Has Deep Learning Uncovered Chomsky’s Deep Structure?

After Trump’s shocking victory, many of our professors began class with an opportunity for us to voice any fears or feelings we were harboring. One of my professors spoke about how studying linguistics is a way to study what unites us as humans: this strange ability called “language.” Despite all of our languages looking and sounding different, all humans have this amazing ability to learn complex rules and thousands of words in our first few years of existence. Moreover, we do this without being prodded to learn and without much explicit instruction. Language is something that should, at its core, unite us, not divide us.

Earlier this week, Google Research announced a breakthrough in “one-shot” machine translation. What this means is that Google Translate can now perform translations on unseen pairs of languages. Typically, a machine translation algorithm needs to be trained on each language pair, e.g. English <–> French and French <–> Spanish. But Google’s latest results can perform translations from, e.g., English <–> Korean by only being trained on pairs of other languages (see Google’s visual representation below).
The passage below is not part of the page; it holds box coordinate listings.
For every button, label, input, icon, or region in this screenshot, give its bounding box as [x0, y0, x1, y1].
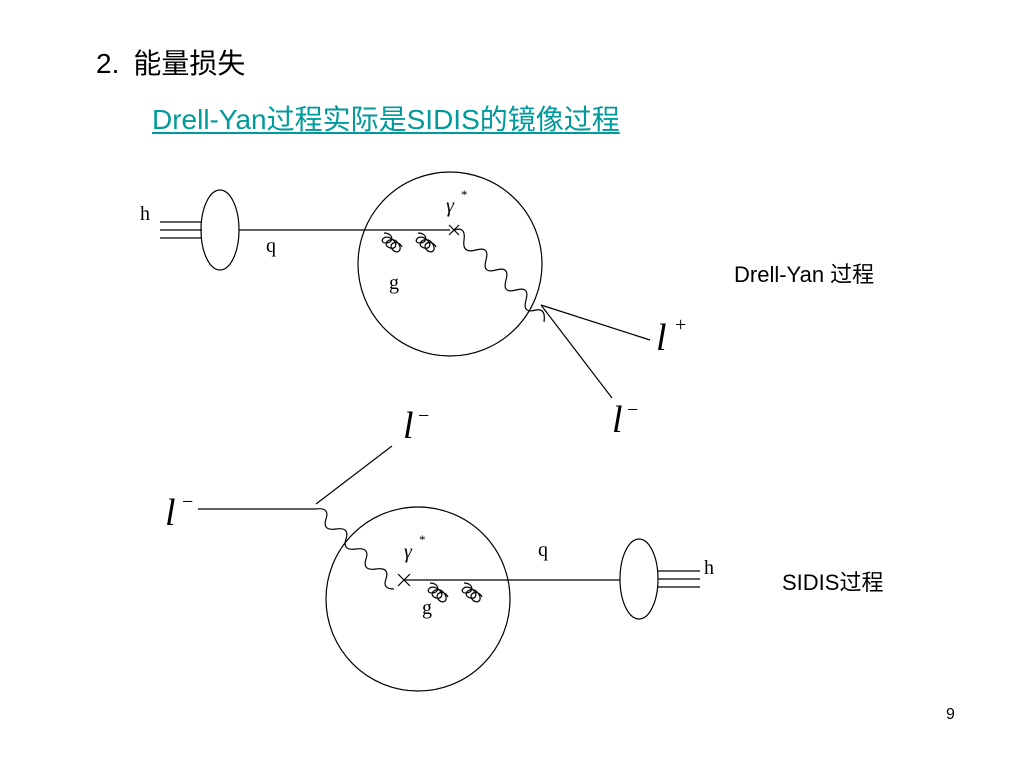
lepton-in-label: l	[165, 492, 176, 534]
hadron-blob-top	[200, 189, 240, 271]
hadron-label-bottom: h	[704, 557, 714, 579]
drell-yan-caption: Drell-Yan 过程	[734, 262, 874, 287]
gluon-spiral-bottom-2	[461, 582, 483, 603]
lepton-plus-sup: +	[675, 314, 686, 336]
photon-symbol-bottom: γ	[404, 541, 413, 563]
gluon-spiral-top-2	[415, 232, 437, 253]
lepton-minus-label-top: l	[612, 399, 623, 441]
photon-sup-top: *	[461, 187, 468, 202]
lepton-plus-label: l	[656, 317, 667, 359]
lepton-minus-line-top	[540, 304, 613, 399]
sidis-caption: SIDIS过程	[782, 570, 883, 595]
page-number: 9	[946, 706, 955, 723]
photon-line-top	[453, 228, 545, 323]
lepton-in-sup: −	[182, 491, 193, 513]
heading-text: 能量损失	[133, 48, 246, 79]
lepton-out-label: l	[403, 405, 414, 447]
gluon-spiral-top-1	[381, 232, 403, 253]
drell-yan-diagram	[160, 171, 651, 399]
lepton-out-sup: −	[418, 405, 429, 427]
gluon-spiral-bottom-1	[427, 582, 449, 603]
lepton-plus-line	[540, 304, 651, 341]
hadron-label-top: h	[140, 203, 150, 225]
slide-heading: 2. 能量损失	[96, 46, 245, 82]
gluon-label-bottom: g	[422, 597, 432, 619]
photon-symbol-top: γ	[446, 195, 455, 217]
drell-yan-labels: h q g γ * l + l − Drell-Yan 过程	[140, 187, 874, 441]
photon-line-bottom	[315, 508, 395, 590]
photon-sup-bottom: *	[419, 532, 426, 547]
gluon-label-top: g	[389, 272, 399, 294]
sidis-diagram	[198, 445, 700, 692]
quark-label-top: q	[266, 235, 276, 257]
nucleus-circle-top	[357, 171, 543, 357]
nucleus-circle-bottom	[325, 506, 511, 692]
hadron-blob-bottom	[619, 538, 659, 620]
heading-number: 2.	[96, 48, 120, 79]
sidis-labels: l − l − γ * q g h SIDIS过程	[165, 405, 883, 619]
lepton-out-line	[315, 445, 393, 505]
quark-label-bottom: q	[538, 539, 548, 561]
lepton-minus-sup-top: −	[627, 399, 638, 421]
slide-subtitle-link[interactable]: Drell-Yan过程实际是SIDIS的镜像过程	[152, 104, 620, 135]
In essence, they are only training the machine on the “gist” of language or language relationships, rather than a specific pairing.

The Google team calls this “interlingua.” For linguists, this underlying abstract form has been the basis of their field since Chomsky’s earliest writings. “Deep Structure” or D-structure, is distinct from “Surface Structure,” or S-structure; where Deep Structure is something like the Platonic form, the S-structure is the concrete realization in the phonetic sounds of a sentence. For example, the sentences I love New York and New York is loved by me both have essentially the same meaning. According to Chomsky, the D-structure of both of these sentences is the same, and the deep structure is transformed in different ways en route to the different respective surface realizations.
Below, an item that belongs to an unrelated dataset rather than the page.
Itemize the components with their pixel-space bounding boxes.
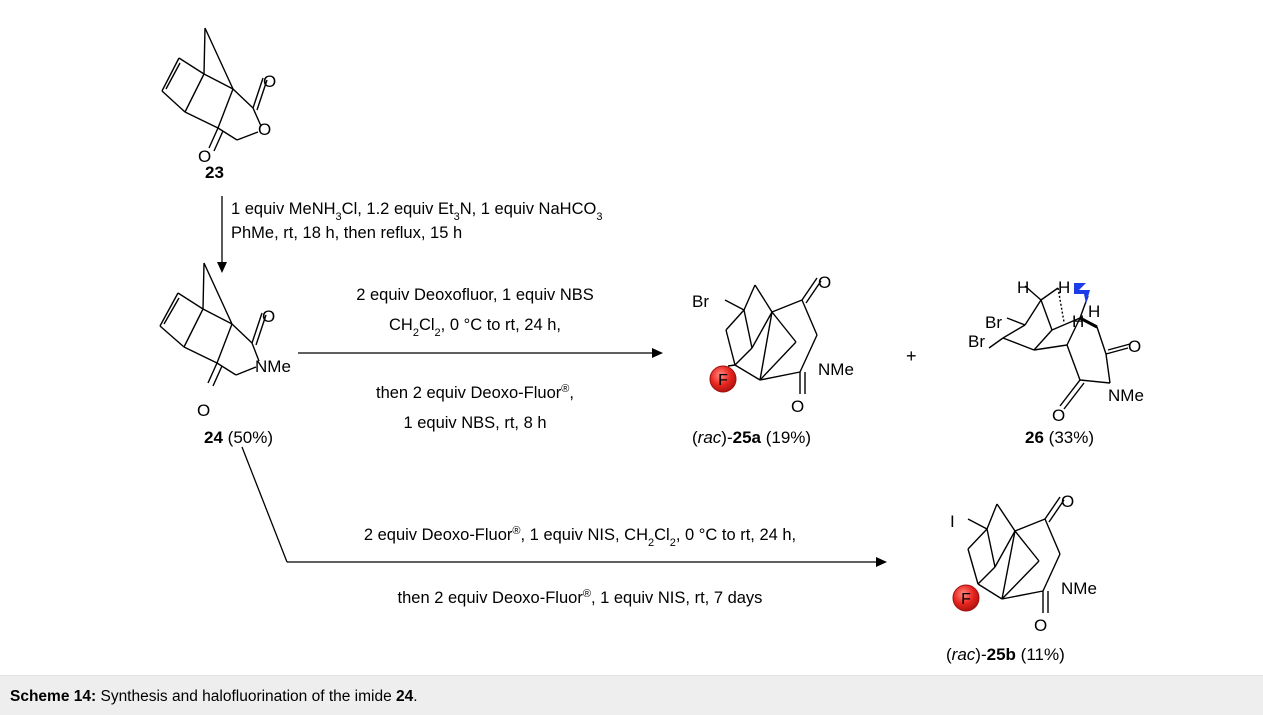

The field of generative syntax has been primarily concerned with elucidating the rules and constraints that each and all languages undergo during this transformational process. If we can unwind these transformations, peeling back layer upon layer of surface structure, then we can uncover the deep structure underlying all of language.

And now, it’s my turn to be speculative: For the last 20 years, computational linguists have been trying to apply the rules and constraints of generative syntax to the computational tasks of natural language understanding and translation. However, rules-based accounts have been less successful than the more flexible probability-based algorithms. The result has been that many “language engineers” have become dismissive of the rules-based Chomskian community.

But if we (speculatively) assume that Google’s algorithms have uncovered an underlying interlingua, then perhaps this means that Chomsky’s notion of D-structure has been right all along, we’ve just been going about the process of uncovering it in the wrong way. Whereas generative syntacticians base most of their findings on patterns in a single language or single collection of languages, maybe the real findings lie in the space between languages, the glue that binds it all together.

Of course, the findings of many deep learning-based systems are notoriously difficult to suss apart, so we don’t really know what the features of this possible interlingua look like. While this is frustrating, I suppose it also means there is still plenty of work left for a budding computational linguist. And if we can start to elucidate the ties that linguistically bind us, maybe we can elucidate the ties that bind humanity, as well.